Karg E, Klivényi P, Németh I, Bencsik K, Pintér S, Vécsei L
Department of Pediatrics, Albert Szent-Györgyi University Medical School, Szeged, Hungary.
J Neurol. 1999 Jul;246(7):533-9. doi: 10.1007/s004150050399.
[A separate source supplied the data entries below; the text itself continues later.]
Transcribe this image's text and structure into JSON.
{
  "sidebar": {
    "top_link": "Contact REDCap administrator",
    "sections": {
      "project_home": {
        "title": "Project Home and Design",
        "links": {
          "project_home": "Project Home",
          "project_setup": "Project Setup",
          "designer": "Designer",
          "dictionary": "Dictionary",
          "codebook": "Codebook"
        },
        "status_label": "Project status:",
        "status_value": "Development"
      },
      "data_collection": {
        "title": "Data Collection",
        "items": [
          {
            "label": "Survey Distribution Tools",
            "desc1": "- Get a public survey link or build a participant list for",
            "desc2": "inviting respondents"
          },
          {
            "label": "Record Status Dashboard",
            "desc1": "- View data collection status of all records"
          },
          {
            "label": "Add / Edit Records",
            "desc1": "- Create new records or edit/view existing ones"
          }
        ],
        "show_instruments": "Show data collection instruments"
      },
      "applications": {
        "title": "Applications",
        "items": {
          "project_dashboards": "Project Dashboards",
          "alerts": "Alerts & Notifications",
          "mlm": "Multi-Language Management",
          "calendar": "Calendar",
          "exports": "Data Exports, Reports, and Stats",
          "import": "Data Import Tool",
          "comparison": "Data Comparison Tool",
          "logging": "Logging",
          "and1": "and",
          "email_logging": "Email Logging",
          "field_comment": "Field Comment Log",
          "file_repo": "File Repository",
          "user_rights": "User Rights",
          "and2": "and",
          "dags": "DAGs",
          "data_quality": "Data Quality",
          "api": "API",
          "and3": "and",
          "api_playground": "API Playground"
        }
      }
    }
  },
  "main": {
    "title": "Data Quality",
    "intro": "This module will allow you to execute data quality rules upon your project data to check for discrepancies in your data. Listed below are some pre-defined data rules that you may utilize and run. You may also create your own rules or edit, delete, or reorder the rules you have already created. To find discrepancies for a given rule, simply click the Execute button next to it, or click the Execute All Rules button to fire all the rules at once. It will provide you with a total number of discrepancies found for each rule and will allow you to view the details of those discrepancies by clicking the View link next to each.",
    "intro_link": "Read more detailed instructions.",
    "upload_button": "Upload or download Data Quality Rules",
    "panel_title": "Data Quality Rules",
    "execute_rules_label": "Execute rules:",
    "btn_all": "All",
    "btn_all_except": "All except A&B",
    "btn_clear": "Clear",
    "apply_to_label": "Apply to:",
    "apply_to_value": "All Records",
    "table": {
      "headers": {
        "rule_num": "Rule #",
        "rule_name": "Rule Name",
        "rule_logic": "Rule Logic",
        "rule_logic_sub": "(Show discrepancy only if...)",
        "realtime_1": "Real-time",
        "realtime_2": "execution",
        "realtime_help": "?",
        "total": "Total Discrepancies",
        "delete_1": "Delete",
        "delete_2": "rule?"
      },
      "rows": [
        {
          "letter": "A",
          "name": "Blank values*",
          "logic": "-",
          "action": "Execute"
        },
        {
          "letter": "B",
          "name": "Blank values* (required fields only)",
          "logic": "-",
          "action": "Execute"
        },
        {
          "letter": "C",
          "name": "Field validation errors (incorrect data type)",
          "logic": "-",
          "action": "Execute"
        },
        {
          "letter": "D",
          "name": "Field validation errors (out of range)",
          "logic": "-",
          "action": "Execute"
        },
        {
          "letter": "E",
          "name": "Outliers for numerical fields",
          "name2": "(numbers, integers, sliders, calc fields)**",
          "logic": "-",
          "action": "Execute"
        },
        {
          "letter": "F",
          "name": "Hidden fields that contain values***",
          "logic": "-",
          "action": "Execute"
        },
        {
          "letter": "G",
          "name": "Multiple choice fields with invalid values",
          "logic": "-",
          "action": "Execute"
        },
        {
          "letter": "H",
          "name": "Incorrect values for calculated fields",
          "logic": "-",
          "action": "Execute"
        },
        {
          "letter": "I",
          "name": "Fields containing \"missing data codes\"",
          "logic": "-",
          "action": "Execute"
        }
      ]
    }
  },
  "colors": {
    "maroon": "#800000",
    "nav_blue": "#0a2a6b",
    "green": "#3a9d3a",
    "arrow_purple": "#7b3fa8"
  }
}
Free radical action has been suggested as a causal factor in multiple sclerosis. We investigated the plasma level of lipid peroxides expressed in terms of malone dialdehyde and changes in blood nonenzymatic antioxidants (glutathione, alpha-tocopherol, retinol, plasma sulfhydryl groups, and uric acid) in multiple sclerosis patients with exacerbation or in remission, including a group treated with beta-interferon. The malone dialdehyde level was increased by 38% (n.s.) during exacerbations. The blood concentration of oxidized glutathione was likewise elevated (P<0.05), while the ratio of plasma alpha-tocopherol to cholesterol plus triglyceride was decreased (P<0.001). These changes suggest increased free radical production and consumption of the scavenger molecules during the active phase of the disease. Blood reduced glutathione level was increased (P<0.01) during exacerbation and remission as well. The rise in this thiol is likely to be a compensatory mechanism defending the cells from further oxidant injuries. Beta-interferon increased plasma alpha-tocopherol levels (P<0.001) but not the lipid corrected alpha-tocopherol value. Other parameters were not influenced by the drug.
自由基作用被认为是多发性硬化症的一个致病因素。我们研究了以丙二醛表示的脂质过氧化物的血浆水平,以及多发性硬化症加重期或缓解期患者(包括一组接受β-干扰素治疗的患者)血液中非酶抗氧化剂(谷胱甘肽、α-生育酚、视黄醇、血浆巯基和尿酸)的变化。在病情加重期间,丙二醛水平升高了38%(无统计学意义)。氧化型谷胱甘肽的血浓度同样升高(P<0.05),而血浆α-生育酚与胆固醇加甘油三酯的比值降低(P<0.001)。这些变化表明在疾病的活动期自由基产生增加且清除分子被消耗。在病情加重期和缓解期,血液中还原型谷胱甘肽水平也升高(P<0.01)。这种硫醇的升高可能是一种保护细胞免受进一步氧化损伤的代偿机制。β-干扰素使血浆α-生育酚水平升高(P<0.001),但未使脂质校正的α-生育酚值升高。其他参数不受该药物影响。